The Escherichia coli rho transcription termination factor terminates select transcripts and rho activity requires Mg(2+). We investigated whether divalent metal ions other than Mg(2+) catalyze rho-dependent ATP hydrolysis to ADP and P(i) in vitro. The effects of 11 divalent metal ions (Be(2+), Ca(2+), Cd(2+), Co(2+), Cu(2+), Hg(2+), Mn(2+), Ni(2+), Sr(2+), VO(2+), Zn(2+)) on ATPase activity were determined in the absence and presence of MgCl(2). Without MgCl(2), Ca(2+), Cd(2+), Co(2+), Cu(2+), Hg(2+), Mn(2+), Ni(2+), VO(2+), and Zn(2+) activated ATP hydrolysis with either hyberbolic (Ca(2+), Co(2+), Cu(2+), Hg(2+), VO(2+)), peak velocity (Cd(2+), Mn(2+), Zn(2+)), or sigmoidal (Ni(2+)) rate acceleration curves. Sr(2+) was found to be a nonactivator and Be(2+) an inhibitor of rho-dependent ATPase activity. The metals' effects were compared with Mg(2+) and gave different rank orders when either the velocity (V(max), V(peak)) or the efficiency (V(max)/K(M), V(peak)/K(M)) of ATP hydrolysis was used as the determinant (V: Mg(2+) approximately Mn(2+) > Zn(2+) > Co(2+) > Ni(2+) approximately Cd(2+) > Ca(2+) > Cu(2+) > Hg(2+) approximately VO(2+); V/K(M): Mg(2+) > Mn(2+) > Ca(2+) > Co(2+) > Zn(2+) > Cu(2+) > Ni(2+) > Hg(2+) > Cd(2+)). Mg(2+) proved to be the most effective divalent metal. We observed that the metal-dependent rates were affected by metal ion interactions with rho, RNA, and the buffer constituents. Significantly, replacement of the octahedral Mg(2+) ion by metals that typically prefer coordination spheres less than six (Cd(2+), Co(2+), Ni(2+), VO(2+), Zn(2+)) led to ATPase activity, suggesting that the putative Mg x ATP(2-) coordination sphere in rho does not need to remain fully intact for ATP hydrolysis.

Metal-1,4-dithio-2,3-dihydroxybutane chelates: novel inhibitors of the Rho transcription termination factor.

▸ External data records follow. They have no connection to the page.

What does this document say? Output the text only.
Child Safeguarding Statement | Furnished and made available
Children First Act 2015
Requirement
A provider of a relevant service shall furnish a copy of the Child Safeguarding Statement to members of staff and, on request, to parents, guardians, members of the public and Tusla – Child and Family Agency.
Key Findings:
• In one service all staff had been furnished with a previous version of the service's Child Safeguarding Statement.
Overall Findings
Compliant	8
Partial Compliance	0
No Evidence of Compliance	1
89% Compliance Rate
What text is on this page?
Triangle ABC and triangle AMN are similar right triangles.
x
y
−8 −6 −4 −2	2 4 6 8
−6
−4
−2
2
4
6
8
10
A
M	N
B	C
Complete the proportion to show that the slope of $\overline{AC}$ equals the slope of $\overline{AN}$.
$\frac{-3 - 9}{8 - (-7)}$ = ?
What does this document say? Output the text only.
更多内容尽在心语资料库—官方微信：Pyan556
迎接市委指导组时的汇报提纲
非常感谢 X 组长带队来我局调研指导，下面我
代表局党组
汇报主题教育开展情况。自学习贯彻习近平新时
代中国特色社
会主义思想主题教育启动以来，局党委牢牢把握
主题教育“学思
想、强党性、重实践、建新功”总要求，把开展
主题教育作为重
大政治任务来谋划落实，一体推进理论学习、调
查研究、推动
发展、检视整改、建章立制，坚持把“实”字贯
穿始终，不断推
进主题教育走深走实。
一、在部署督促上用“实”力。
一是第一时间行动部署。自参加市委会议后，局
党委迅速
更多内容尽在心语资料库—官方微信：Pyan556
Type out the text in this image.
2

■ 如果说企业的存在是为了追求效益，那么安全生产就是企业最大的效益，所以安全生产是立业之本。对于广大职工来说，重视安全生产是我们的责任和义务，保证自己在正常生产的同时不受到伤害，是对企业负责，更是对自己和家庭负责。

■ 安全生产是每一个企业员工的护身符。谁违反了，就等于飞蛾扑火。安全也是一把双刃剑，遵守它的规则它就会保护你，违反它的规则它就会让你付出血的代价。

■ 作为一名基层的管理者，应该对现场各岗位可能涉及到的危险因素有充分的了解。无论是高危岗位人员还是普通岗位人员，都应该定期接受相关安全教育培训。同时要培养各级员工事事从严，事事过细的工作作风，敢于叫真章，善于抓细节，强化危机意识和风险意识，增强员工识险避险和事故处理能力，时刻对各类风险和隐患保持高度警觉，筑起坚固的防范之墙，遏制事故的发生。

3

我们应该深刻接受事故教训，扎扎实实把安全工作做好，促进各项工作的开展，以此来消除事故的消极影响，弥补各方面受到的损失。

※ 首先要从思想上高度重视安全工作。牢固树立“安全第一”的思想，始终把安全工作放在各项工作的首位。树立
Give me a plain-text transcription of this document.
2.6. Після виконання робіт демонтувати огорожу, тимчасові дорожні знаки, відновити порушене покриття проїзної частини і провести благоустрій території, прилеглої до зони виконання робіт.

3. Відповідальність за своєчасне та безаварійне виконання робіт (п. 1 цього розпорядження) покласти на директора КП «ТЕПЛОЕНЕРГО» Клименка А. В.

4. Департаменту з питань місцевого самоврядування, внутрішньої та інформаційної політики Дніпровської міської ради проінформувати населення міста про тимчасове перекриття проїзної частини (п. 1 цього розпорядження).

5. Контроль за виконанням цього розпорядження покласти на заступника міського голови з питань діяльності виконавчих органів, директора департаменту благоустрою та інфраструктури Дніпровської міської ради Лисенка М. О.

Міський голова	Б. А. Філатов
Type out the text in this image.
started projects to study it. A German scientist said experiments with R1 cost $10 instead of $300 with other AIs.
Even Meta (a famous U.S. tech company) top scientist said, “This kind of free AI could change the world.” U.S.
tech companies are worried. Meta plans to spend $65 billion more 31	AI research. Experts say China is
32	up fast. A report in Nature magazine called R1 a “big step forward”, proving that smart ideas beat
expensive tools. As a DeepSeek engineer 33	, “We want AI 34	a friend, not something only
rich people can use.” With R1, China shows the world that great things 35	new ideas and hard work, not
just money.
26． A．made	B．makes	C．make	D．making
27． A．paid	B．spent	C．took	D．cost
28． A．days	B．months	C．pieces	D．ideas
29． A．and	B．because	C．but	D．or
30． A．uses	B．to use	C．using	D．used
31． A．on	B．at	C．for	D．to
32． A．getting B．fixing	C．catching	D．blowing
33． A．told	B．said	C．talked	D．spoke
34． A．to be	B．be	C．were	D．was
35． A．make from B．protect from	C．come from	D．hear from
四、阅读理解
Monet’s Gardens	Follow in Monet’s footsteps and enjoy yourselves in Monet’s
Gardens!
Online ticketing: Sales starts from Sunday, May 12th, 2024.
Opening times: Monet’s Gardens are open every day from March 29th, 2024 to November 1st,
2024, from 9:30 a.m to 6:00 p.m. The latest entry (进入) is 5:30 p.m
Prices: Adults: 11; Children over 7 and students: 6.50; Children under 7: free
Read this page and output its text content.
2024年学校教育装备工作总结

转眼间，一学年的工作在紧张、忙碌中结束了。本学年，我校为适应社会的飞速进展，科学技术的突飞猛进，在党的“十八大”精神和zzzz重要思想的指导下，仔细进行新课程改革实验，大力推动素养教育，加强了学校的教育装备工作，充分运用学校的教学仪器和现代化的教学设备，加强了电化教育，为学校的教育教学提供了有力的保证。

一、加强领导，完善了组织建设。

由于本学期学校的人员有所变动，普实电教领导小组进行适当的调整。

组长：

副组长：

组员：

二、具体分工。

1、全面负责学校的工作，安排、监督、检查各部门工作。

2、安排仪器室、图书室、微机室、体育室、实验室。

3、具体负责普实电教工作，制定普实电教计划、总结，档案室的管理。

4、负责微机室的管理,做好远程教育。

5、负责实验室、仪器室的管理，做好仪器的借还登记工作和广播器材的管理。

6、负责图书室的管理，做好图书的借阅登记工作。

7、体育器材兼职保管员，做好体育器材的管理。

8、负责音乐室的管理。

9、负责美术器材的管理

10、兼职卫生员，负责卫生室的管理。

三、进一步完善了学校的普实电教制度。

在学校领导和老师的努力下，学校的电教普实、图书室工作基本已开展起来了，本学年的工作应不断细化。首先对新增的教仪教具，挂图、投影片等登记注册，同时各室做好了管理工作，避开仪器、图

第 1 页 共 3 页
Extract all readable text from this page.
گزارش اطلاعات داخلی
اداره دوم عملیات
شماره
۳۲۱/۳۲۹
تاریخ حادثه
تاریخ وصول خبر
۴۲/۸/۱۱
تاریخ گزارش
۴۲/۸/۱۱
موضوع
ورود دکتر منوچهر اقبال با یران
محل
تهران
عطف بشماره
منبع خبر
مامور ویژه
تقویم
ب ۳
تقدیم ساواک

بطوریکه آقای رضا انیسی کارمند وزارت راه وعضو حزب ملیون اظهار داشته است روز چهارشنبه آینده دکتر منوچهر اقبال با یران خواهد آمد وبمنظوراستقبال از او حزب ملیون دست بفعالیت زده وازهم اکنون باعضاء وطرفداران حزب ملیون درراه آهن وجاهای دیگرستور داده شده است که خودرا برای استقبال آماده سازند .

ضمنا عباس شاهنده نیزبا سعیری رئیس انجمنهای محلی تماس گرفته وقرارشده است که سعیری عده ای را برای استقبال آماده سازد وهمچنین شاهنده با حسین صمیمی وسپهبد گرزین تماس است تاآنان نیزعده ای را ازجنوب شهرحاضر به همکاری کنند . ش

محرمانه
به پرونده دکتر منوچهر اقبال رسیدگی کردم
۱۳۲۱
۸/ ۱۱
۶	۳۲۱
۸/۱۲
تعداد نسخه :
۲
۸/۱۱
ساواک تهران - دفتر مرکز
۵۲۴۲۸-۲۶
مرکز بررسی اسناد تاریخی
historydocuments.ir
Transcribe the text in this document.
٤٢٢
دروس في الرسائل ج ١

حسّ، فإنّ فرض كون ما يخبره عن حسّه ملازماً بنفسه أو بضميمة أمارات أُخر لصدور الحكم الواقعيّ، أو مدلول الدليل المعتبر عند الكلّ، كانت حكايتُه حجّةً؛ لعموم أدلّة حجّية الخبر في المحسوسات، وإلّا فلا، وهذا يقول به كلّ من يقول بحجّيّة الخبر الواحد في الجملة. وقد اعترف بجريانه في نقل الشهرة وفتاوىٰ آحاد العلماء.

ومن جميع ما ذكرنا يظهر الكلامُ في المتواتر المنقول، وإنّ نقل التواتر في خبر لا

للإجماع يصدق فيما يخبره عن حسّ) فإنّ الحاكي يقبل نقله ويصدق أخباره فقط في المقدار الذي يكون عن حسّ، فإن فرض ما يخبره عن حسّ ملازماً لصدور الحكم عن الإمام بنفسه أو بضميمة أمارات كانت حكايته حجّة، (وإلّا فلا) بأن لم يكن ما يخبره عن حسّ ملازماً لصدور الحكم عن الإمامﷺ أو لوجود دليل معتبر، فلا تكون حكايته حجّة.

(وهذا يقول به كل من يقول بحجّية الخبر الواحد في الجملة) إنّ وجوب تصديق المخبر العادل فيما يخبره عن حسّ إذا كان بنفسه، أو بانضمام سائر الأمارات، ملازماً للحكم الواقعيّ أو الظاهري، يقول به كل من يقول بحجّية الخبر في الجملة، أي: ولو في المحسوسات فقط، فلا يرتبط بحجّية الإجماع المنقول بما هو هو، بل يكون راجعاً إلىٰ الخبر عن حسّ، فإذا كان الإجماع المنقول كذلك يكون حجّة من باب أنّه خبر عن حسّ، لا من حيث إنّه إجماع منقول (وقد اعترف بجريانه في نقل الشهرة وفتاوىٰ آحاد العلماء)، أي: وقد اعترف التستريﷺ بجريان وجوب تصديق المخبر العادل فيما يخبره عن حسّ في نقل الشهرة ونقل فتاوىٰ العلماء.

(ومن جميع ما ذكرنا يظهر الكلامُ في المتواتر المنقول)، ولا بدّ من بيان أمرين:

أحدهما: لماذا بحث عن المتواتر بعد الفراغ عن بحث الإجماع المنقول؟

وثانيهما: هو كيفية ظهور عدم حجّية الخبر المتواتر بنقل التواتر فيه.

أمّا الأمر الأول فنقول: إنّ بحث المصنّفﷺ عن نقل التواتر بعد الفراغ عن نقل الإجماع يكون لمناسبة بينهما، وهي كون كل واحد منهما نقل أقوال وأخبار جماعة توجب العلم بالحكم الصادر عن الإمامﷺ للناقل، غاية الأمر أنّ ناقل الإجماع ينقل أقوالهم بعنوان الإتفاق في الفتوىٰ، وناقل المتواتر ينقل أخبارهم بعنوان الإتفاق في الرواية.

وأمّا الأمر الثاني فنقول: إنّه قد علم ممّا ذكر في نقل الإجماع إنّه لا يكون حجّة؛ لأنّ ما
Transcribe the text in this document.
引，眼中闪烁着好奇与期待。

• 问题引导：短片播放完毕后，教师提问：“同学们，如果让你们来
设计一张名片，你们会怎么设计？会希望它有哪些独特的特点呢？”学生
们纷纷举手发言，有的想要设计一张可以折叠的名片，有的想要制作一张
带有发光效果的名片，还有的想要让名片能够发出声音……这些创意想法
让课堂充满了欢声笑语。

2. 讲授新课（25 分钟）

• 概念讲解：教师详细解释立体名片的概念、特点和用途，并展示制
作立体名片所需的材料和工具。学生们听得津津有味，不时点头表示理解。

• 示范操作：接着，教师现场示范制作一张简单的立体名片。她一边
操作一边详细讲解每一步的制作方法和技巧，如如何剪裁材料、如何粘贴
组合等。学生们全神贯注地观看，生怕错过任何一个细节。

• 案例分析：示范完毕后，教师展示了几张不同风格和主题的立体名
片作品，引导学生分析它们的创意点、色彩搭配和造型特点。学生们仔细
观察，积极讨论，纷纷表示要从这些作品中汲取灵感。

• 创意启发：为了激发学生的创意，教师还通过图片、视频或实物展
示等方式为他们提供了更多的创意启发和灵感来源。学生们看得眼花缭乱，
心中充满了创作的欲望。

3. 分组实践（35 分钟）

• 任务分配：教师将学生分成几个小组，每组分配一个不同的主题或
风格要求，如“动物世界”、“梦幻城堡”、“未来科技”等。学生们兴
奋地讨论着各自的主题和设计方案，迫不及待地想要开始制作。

Rho is an enzyme that is essential for the growth and survival of Escherichia coli, and bicyclomycin (1) is its only known selective inhibitor. We show that metal (Cd(2+), Ni(2+), and Zn(2+)) complexes of 1,4-dithio-2,3-dihydroxybutanes (2) serve as effective and potent rho inhibitors with I(50) values that can exceed that of 1. Maximal inhibition for ZnCl(2) and L-dithiothreitol (2a) corresponded to Zn(2):L-DTT stoichiometry. The I(50) value for the 2:1 Zn-L-DTT solution was 20 microM, which made it 3 times more potent than 1 (I(50) = 60 microM). Kinetic studies showed that a Zn-L-DTT solution functioned as a noncompetitive inhibitor with respect to ATP in the rho poly(C)-dependent ATPase assay and as a competitive inhibitor with respect to ribo(C)(10) in the poly(dC).ribo(C)(10)-stimulated ATPase assay. These findings demonstrated that both 1 and a Zn-L-DTT solution disrupted rho-mediated ATP hydrolysis but that they inhibit using different mechanisms. Substitution of L-DTT with 1,2-ethanedithiol in ZnCl(2) solutions led to a comparable loss of rho poly(C)-dependent ATPase activity, indicating that other metal chelates can serve as efficient inhibitors. The site and pathway of rho inhibition by the putative metal-1,4-dithio-2,3-dihydroxybutane chelates are discussed in light of the current data.